Planes jetting between Singapore and China next week will be carrying some of the first passengers of the two nations’ “Covid-19 travel “bubble.” Before then flights linked to China were starting to become a political matter, as the nation took issue with places from the United States to Vietnam for canceling travel in the wake of the virus emergency.
A new world of travel
Passengers have to be sponsored by a government agency or a company and were able to start applying for the “fast lane” for essential travel on Monday, according to Singapore’s trade and foreign ministries. Approval means residents can travel between China and Singapore without a quarantine if they test negative for the virus and follow other rules.
Flights had become yet another global flashpoint of the Covid-19 chaos, particularly in the already tense relations between the world’s two biggest economies. The U.S. was like most nations that had suspended flights from China to curb the virus, but tensions escalated this month when both sides moved to restrict airlines from the other nation. Both sides have since eased up on the planned restrictions.
Signs of economic life
The joint decision by China and Singapore to allow some travel also eases up on virus-related limits. “It will be a long while before life returns to near normal, but we are beginning to see some light,” the Singapore Minister of Transport Khaw Boon Wan said of the plan to increase flights, via a Facebook post. “However, recreational travel will have to take a back seat for now.”
The limited flights are mostly meant for business and official travel. With the coronavirus spreading around the world from the start of the year, international travel has plummeted to near oblivion. However some nations that were able to curb the spread have struck agreements with their neighbors to form a “bubble” of limited travel without a quarantine, because of the lower risk of each other’s citizens passing on the virus. Denmark and Norway have done that, for instance, as have Australia and New Zealand. Singapore, along with South Korea and Canada, are working with the latter two nations on opening up to further travel as well.
China heavily involved
The fast lane will allow for essential travel between Singapore and six cities in China: Shanghai, Guangdong, Tianjin, Chongqing, Jiangsu and Zhejiang. That could help facilitate business for companies such as LabMed, which produces personal and protective medical equipment in China and sends it to Singapore to be distributed to the rest of the world. The company has contracted out to GEODIS to handle logistics, a sector that has become more complicated with Covid-19.
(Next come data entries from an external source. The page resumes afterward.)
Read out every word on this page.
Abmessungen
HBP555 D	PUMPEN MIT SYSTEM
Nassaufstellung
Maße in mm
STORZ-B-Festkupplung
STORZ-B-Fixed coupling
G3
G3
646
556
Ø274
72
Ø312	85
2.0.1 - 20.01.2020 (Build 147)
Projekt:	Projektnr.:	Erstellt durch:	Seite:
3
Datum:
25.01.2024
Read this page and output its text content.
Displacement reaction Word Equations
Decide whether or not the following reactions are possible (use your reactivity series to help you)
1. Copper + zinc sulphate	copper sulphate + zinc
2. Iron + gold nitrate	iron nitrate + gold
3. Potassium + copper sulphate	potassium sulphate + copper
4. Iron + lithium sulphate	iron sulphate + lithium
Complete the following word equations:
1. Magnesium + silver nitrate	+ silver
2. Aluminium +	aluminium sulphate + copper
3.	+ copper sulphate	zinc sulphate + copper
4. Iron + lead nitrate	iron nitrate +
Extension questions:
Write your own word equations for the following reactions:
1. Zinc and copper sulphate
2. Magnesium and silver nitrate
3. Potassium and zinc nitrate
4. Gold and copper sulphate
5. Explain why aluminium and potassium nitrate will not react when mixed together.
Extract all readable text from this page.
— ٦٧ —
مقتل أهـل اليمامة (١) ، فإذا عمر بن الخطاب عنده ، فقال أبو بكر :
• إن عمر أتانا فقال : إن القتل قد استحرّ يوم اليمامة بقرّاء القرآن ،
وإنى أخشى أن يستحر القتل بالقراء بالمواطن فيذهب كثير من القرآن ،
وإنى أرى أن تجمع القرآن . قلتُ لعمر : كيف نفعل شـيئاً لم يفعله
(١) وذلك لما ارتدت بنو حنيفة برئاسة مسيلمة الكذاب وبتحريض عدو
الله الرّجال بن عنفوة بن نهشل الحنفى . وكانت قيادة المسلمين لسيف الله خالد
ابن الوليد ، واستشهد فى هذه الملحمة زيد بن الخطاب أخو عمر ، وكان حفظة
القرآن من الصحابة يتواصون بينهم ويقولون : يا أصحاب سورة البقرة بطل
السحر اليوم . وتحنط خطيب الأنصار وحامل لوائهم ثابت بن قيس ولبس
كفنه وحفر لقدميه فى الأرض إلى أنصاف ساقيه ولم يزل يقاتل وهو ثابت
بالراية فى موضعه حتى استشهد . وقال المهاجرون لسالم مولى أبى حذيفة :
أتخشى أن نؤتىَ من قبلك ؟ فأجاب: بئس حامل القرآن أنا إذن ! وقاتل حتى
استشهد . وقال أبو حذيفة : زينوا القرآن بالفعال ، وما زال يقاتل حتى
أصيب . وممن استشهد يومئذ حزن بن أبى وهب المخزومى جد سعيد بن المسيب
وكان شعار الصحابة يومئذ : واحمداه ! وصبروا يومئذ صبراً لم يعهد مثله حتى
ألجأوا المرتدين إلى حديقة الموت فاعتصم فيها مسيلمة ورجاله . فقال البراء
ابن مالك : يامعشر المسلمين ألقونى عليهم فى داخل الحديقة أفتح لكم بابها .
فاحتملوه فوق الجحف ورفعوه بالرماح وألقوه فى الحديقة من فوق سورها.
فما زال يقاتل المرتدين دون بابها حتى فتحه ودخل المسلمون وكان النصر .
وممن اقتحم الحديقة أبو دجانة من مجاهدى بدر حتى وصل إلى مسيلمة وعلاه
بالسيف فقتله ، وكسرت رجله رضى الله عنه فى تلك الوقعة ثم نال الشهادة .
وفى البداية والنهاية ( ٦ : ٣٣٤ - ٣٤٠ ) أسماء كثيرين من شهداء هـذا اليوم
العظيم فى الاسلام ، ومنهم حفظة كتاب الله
“During the current pandemic, we are even more intimately involved in the business of local customers who partner with us,” Rene Bach-Larsen, the managing director for the Southeast Asian subregion at GEODIS, said. “As an essential service, we continue to fast track their growth, using for instance, specially arranged weekly scheduled flights to many destinations.”
Help for the economy
While some Singaporeans question whether the fast lane is a safe public health decision, the increased business travel is expected to aid the economic recovery in China and Singapore. China’s gross domestic product contracted 6.8% in the first quarter of the year because of Covid-19, marking the first contraction in about three decades. Singapore forecast GDP would contract between 4% and 7% in 2020, the worst the economy will have seen in more than half a century.
To take advantage of the travel bubble, passengers have to apply to their respective governments and, if approved, pay for and pass the coronavirus test twice - before departure and after landing. They will then be allowed to travel on an approved itinerary but will not have to quarantine for two weeks, as is common in other nations.